Domestic Passenger Markets
Demand for domestic travel rose 3.1% in November 2013 compared to the year-ago period, a significant deceleration versus the October increase of 5.9%. There was significant variation in performance among markets. Total domestic capacity was up 5.6% and load factor dipped 1.9 percentage points to 77.7%.
- US domestic traffic fell 1.2% in November versus November 2012. This most likely is linked to the timing of the Thanksgiving holiday nearer the end of the month, which caused some traffic associated with the holiday to slip into December.
- China’s domestic traffic jumped 9.3% compared to the year ago, the strongest performance for any market. The vibrant growth is consistent with the robust economic activity.
- Japan saw a 3.3% rise in domestic traffic for November year-over-year, supported by sustained increases in business activity and improving employment rates.
- Brazil’s domestic traffic rose 4.5%, the second consecutive month of solid performance after a difficult first three quarters of 2013.
- Indian domestic traffic rose 3.4% in November compared to a year ago, after an 8.6% rise in October, signaling that conditions remain volatile.
- Russia’s November domestic traffic climbed 9.2%. Demand for air travel is being supported by a resilient labor market in line with government policy to maintain high employment and sustained income levels.
- Australian domestic traffic slipped 1.0% as the economy remained sluggish with rising unemployment.
The Bottom Line:
On 1 January 2014, commercial aviation celebrated its 100th birthday. From one airplane, one passenger, one pilot and one route across Tampa Bay, Florida, the global airline industry now carries more than 8 million passengers on more than 80,000 departures each day and supports 57 million jobs.

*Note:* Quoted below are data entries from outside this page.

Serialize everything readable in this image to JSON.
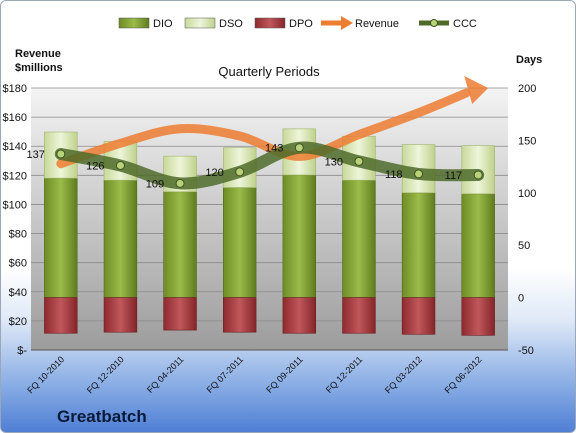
{
  "company": "Greatbatch",
  "chart_data": {
    "type": "bar",
    "title": "Quarterly Periods",
    "left_axis_label": [
      "Revenue",
      "$millions"
    ],
    "right_axis_label": "Days",
    "categories": [
      "FQ 10-2010",
      "FQ 12-2010",
      "FQ 04-2011",
      "FQ 07-2011",
      "FQ 09-2011",
      "FQ 12-2011",
      "FQ 03-2012",
      "FQ 06-2012"
    ],
    "left_ticks": [
      "$180",
      "$160",
      "$140",
      "$120",
      "$100",
      "$80",
      "$60",
      "$40",
      "$20",
      "$-"
    ],
    "right_ticks": [
      "200",
      "150",
      "100",
      "50",
      "0",
      "-50"
    ],
    "left_ylim": [
      0,
      180
    ],
    "right_ylim": [
      -50,
      200
    ],
    "legend_position": "top",
    "series": [
      {
        "name": "DIO",
        "axis": "days",
        "values": [
          114,
          112,
          101,
          105,
          117,
          112,
          100,
          99
        ],
        "color": "#7a9a2e"
      },
      {
        "name": "DSO",
        "axis": "days",
        "values": [
          44,
          37,
          34,
          38,
          44,
          42,
          46,
          46
        ],
        "color": "#dbe8b5"
      },
      {
        "name": "DPO",
        "axis": "days",
        "values": [
          -34,
          -33,
          -31,
          -33,
          -34,
          -34,
          -35,
          -36
        ],
        "color": "#a6353a"
      },
      {
        "name": "Revenue",
        "axis": "revenue",
        "values": [
          128,
          142,
          152,
          147,
          133,
          148,
          163,
          180
        ],
        "color": "#ed7d31"
      },
      {
        "name": "CCC",
        "axis": "days",
        "values": [
          137,
          126,
          109,
          120,
          143,
          130,
          118,
          117
        ],
        "color": "#5c7a32"
      }
    ],
    "ccc_labels": [
      "137",
      "126",
      "109",
      "120",
      "143",
      "130",
      "118",
      "117"
    ]
  }
}
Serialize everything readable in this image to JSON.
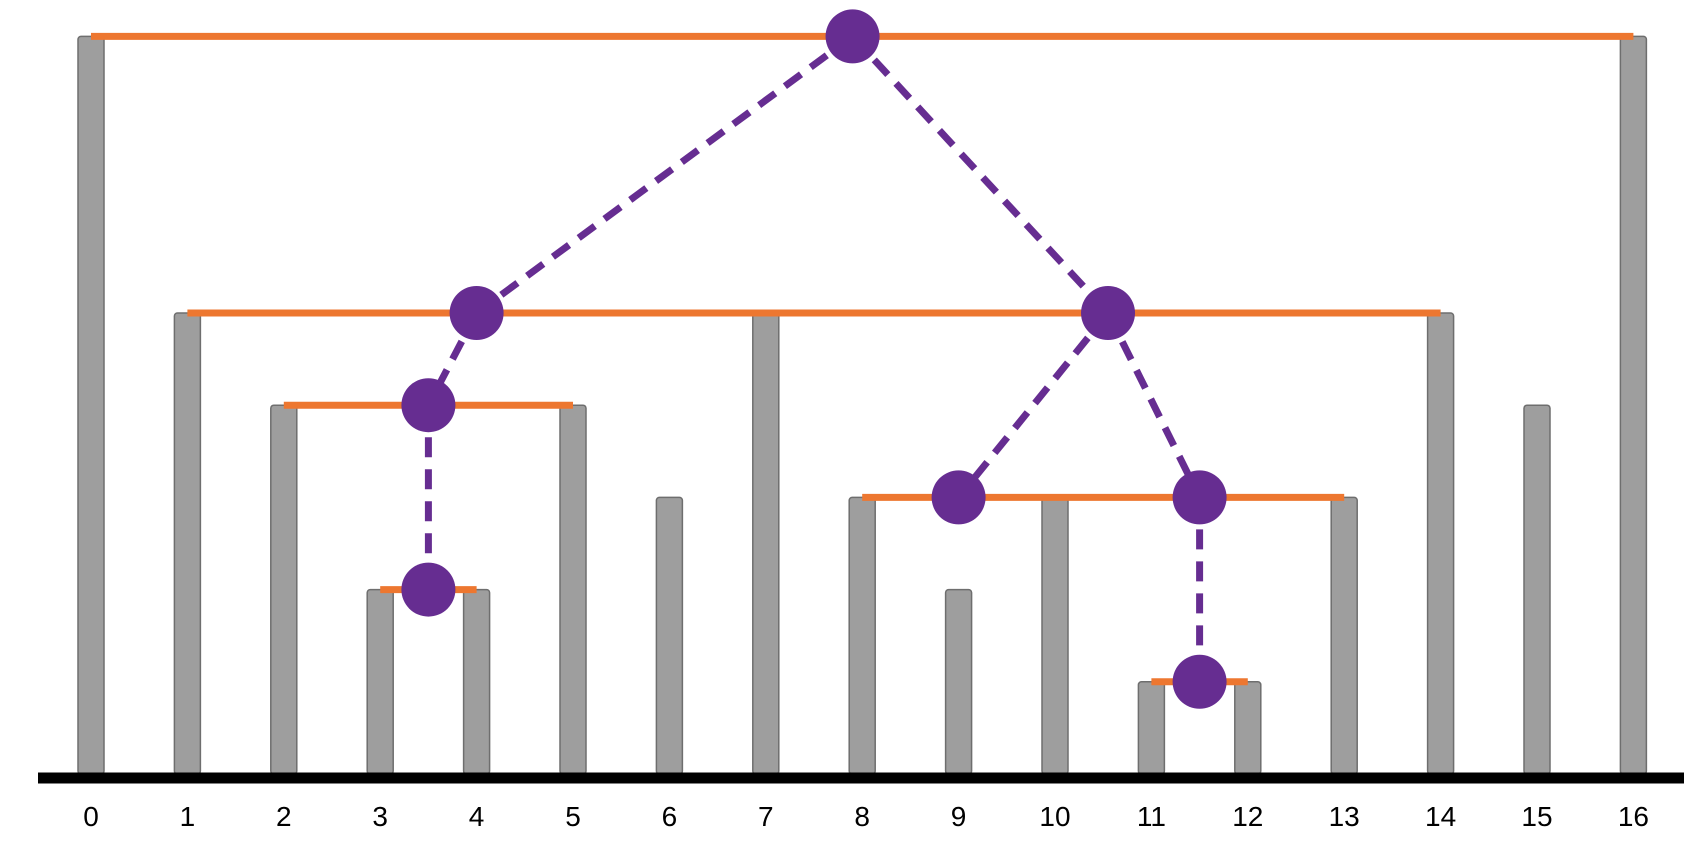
{
  "colors": {
    "bar_fill": "#9e9e9e",
    "bar_stroke": "#6e6e6e",
    "span_line": "#ed7730",
    "node_fill": "#662d91",
    "baseline": "#000000",
    "background": "#ffffff"
  },
  "diagram": {
    "bars": [
      {
        "label": "0",
        "height": 8
      },
      {
        "label": "1",
        "height": 5
      },
      {
        "label": "2",
        "height": 4
      },
      {
        "label": "3",
        "height": 2
      },
      {
        "label": "4",
        "height": 2
      },
      {
        "label": "5",
        "height": 4
      },
      {
        "label": "6",
        "height": 3
      },
      {
        "label": "7",
        "height": 5
      },
      {
        "label": "8",
        "height": 3
      },
      {
        "label": "9",
        "height": 2
      },
      {
        "label": "10",
        "height": 3
      },
      {
        "label": "11",
        "height": 1
      },
      {
        "label": "12",
        "height": 1
      },
      {
        "label": "13",
        "height": 3
      },
      {
        "label": "14",
        "height": 5
      },
      {
        "label": "15",
        "height": 4
      },
      {
        "label": "16",
        "height": 8
      }
    ],
    "spans": [
      {
        "from": 0,
        "to": 16,
        "level": 8
      },
      {
        "from": 1,
        "to": 14,
        "level": 5
      },
      {
        "from": 2,
        "to": 5,
        "level": 4
      },
      {
        "from": 3,
        "to": 4,
        "level": 2
      },
      {
        "from": 8,
        "to": 13,
        "level": 3
      },
      {
        "from": 11,
        "to": 12,
        "level": 1
      }
    ],
    "nodes": [
      {
        "id": "root",
        "x": 7.9,
        "level": 8
      },
      {
        "id": "left",
        "x": 4.0,
        "level": 5
      },
      {
        "id": "right",
        "x": 10.55,
        "level": 5
      },
      {
        "id": "left-child",
        "x": 3.5,
        "level": 4
      },
      {
        "id": "left-leaf",
        "x": 3.5,
        "level": 2
      },
      {
        "id": "right-left",
        "x": 9.0,
        "level": 3
      },
      {
        "id": "right-right",
        "x": 11.5,
        "level": 3
      },
      {
        "id": "right-leaf",
        "x": 11.5,
        "level": 1
      }
    ],
    "edges": [
      [
        "root",
        "left"
      ],
      [
        "root",
        "right"
      ],
      [
        "left",
        "left-child"
      ],
      [
        "left-child",
        "left-leaf"
      ],
      [
        "right",
        "right-left"
      ],
      [
        "right",
        "right-right"
      ],
      [
        "right-right",
        "right-leaf"
      ]
    ]
  }
}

“Aviation drives the global economy. We connect people and businesses to markets; and bring together friends and families. Aviation creates opportunities for greater cultural understanding and carries medicine and supplies to those in need. In a single century, the industry has had a transformative impact on the way in which we live and interact. And it has firmly established itself as a force for good in our world,” said Tyler.
“But aviation is also a team effort. Ensuring that the second century is as successful as the first requires the cooperation of stakeholders in both the public and private sectors. As we reflect on an amazing first hundred years, I hope that governments will take stock of the wide-reaching economic and social benefits of aviation-enabled connectivity. These far outstrip any short-term boosts to treasury revenues generated through taxes or fees,” said Tyler.
“It is ironic that in the United States –the country that gave birth to this amazing industry – political leaders in Washington agreed to raise taxes on air travelers to close the budget gap just a few days before we celebrated this momentous anniversary. How much better would it be if instead of seeing aviation and air travelers as easy targets for $12.6 billion in new taxes , they shared in the vision that guided the pioneers who created this industry,” Tyler said.